In 2016, I wrote an article for Independent Agent magazine titled, “The Six Worst Things to Happen to Insurance in the Past 50 Years.” No. 3 on my list was the growing obsession with data vs. people. When I write about these things, I know I run the risk of being characterized as the old man on his front porch yelling at the “disrupter” kids to get out of his yard, but I don’t think I’m a Luddite. I love and embrace technology.

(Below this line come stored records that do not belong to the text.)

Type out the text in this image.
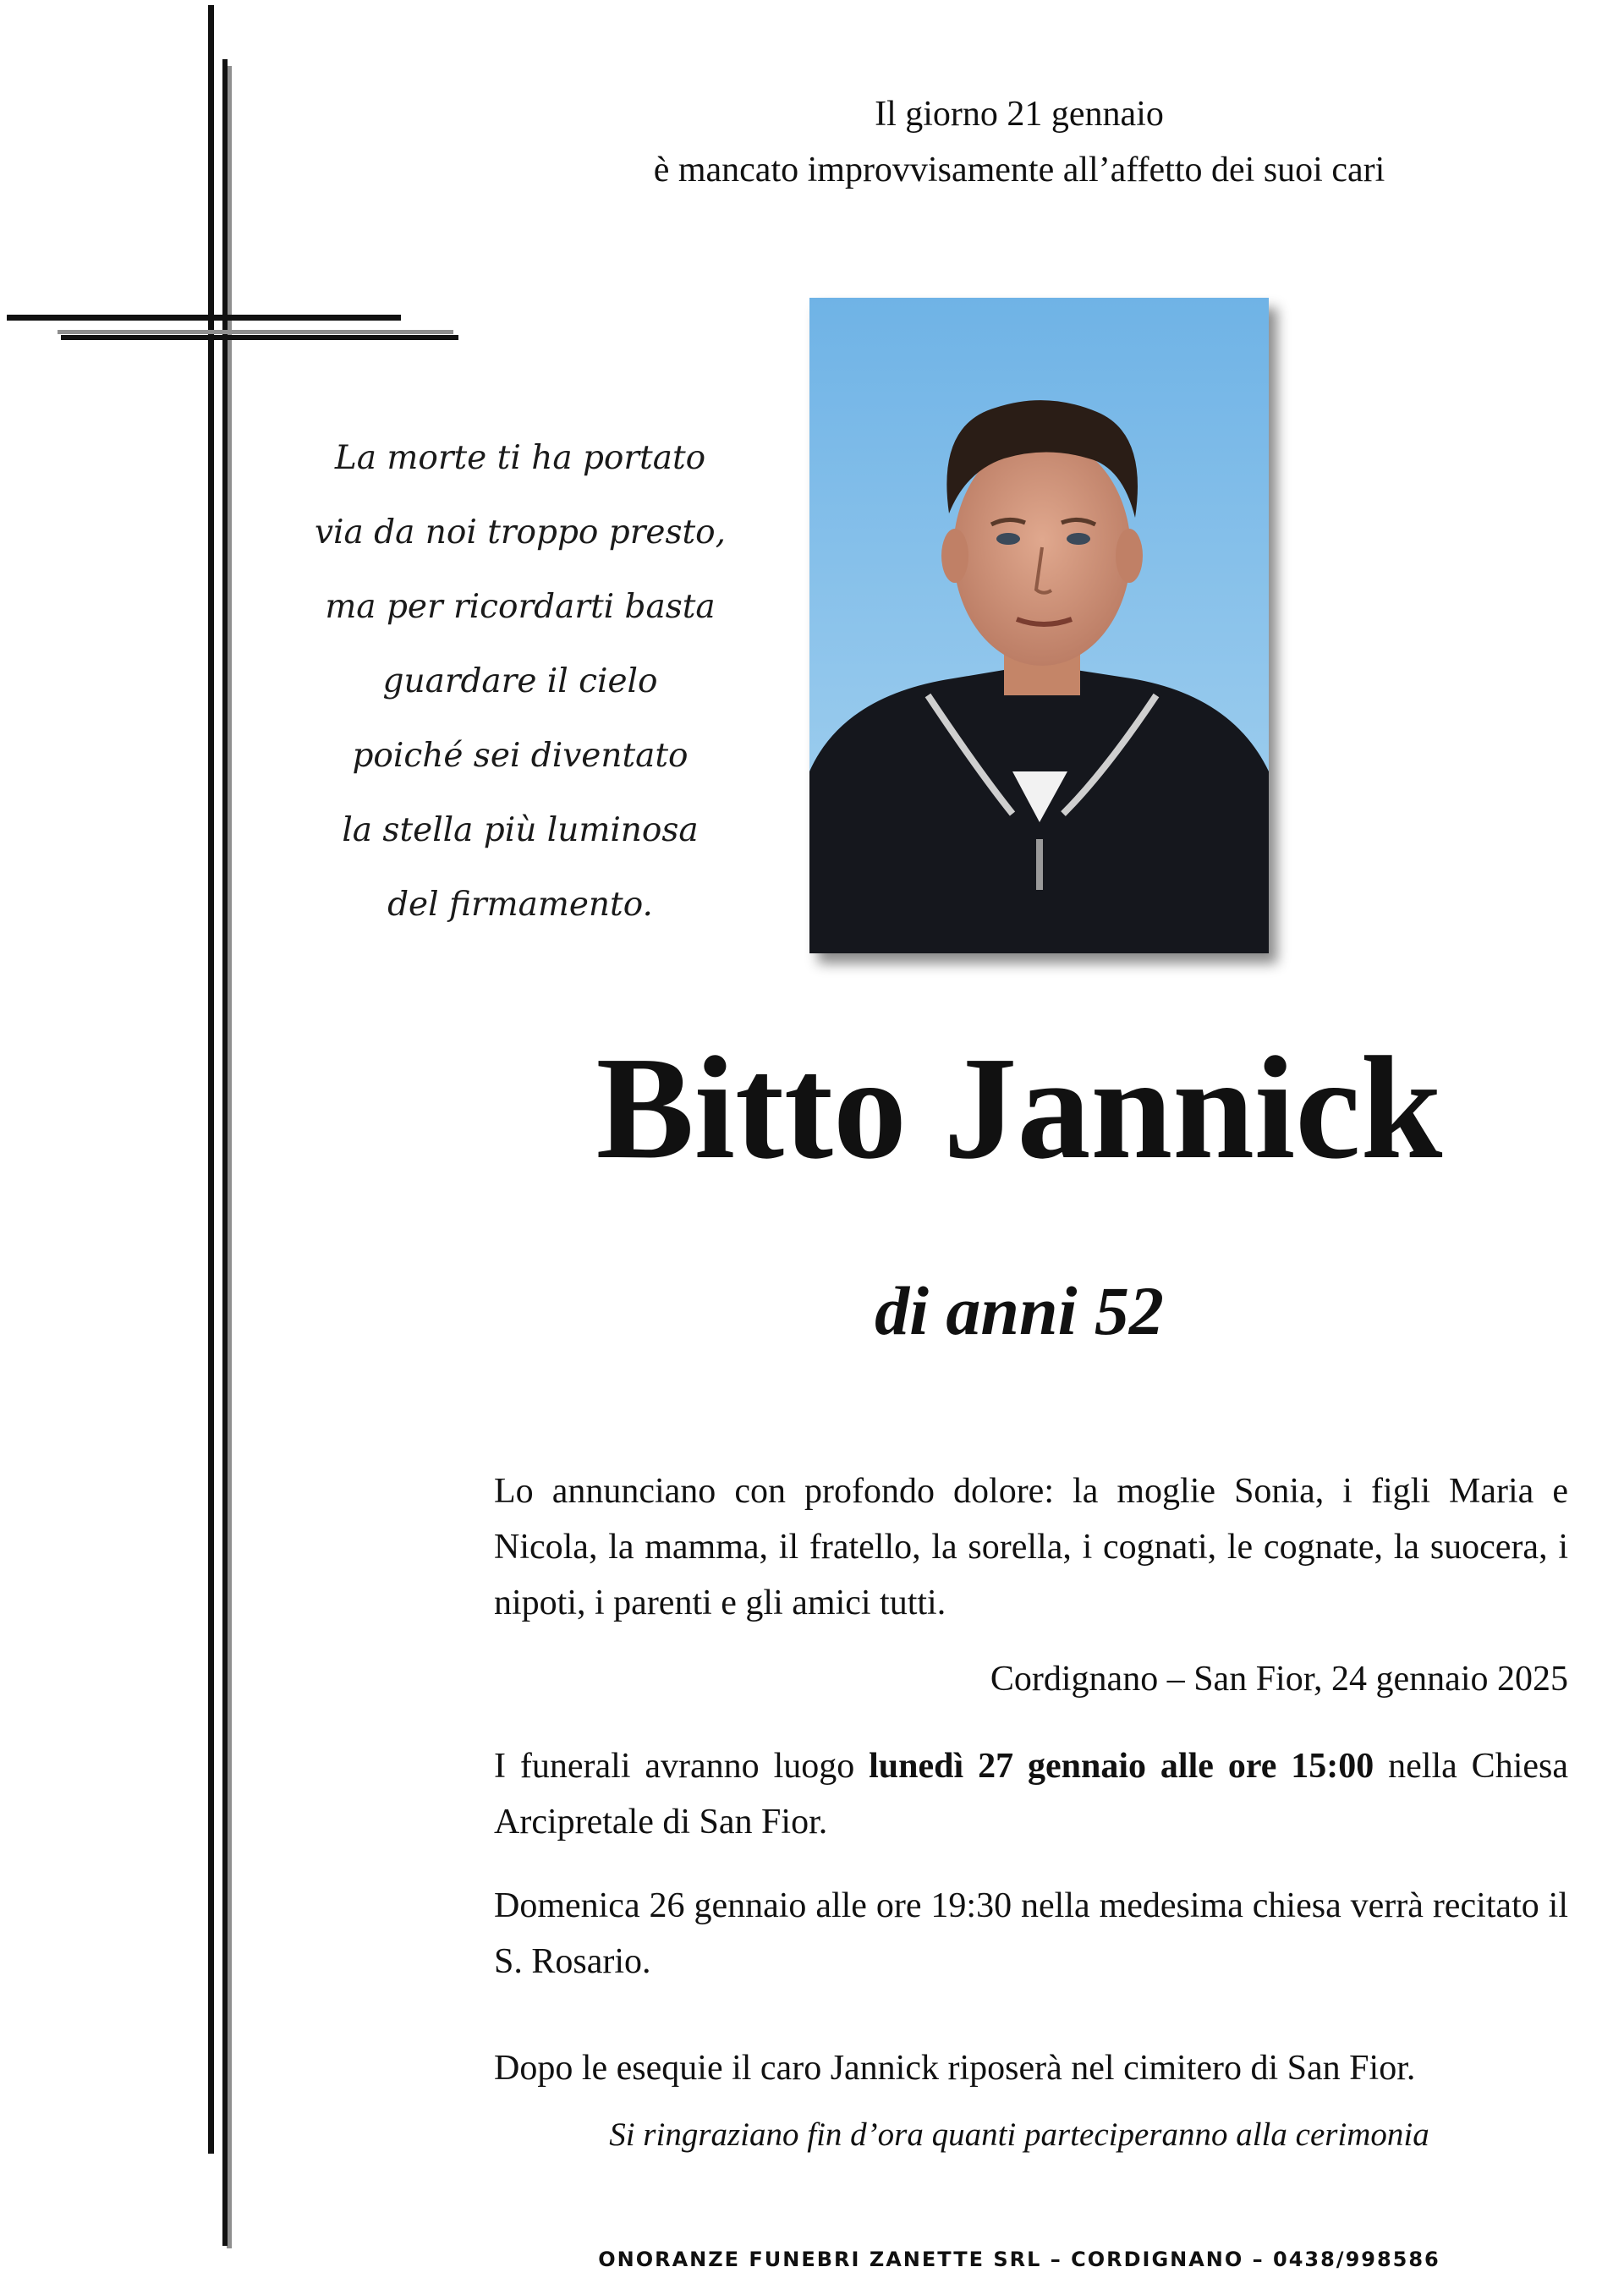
Il giorno 21 gennaio
è mancato improvvisamente all’affetto dei suoi cari
La morte ti ha portato
via da noi troppo presto,
ma per ricordarti basta
guardare il cielo
poiché sei diventato
la stella più luminosa
del firmamento.
Bitto Jannick
di anni 52
Lo annunciano con profondo dolore: la moglie Sonia, i figli Maria e Nicola, la mamma, il fratello, la sorella, i cognati, le cognate, la suocera, i nipoti, i parenti e gli amici tutti.
Cordignano – San Fior, 24 gennaio 2025
I funerali avranno luogo lunedì 27 gennaio alle ore 15:00 nella Chiesa Arcipretale di San Fior.
Domenica 26 gennaio alle ore 19:30 nella medesima chiesa verrà recitato il S. Rosario.
Dopo le esequie il caro Jannick riposerà nel cimitero di San Fior.
Si ringraziano fin d’ora quanti parteciperanno alla cerimonia
ONORANZE FUNEBRI ZANETTE SRL – CORDIGNANO – 0438/998586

I had a PC before IBM did. I still have the first iPod model. My phone is full of nifty apps. My son is a data scientist in the healthcare industry. I get it. But technology is a tool, not a religion. Far too many people treat technological innovation as sacrosanct and infallible, and anyone who questions or challenges its legitimacy and righteousness is committing heresy.
What’s next, a SnapChat invitation from an AI bot that says, “Welcome to the Insurance Matrix, Mr. Anderson”? Not yet, I hope.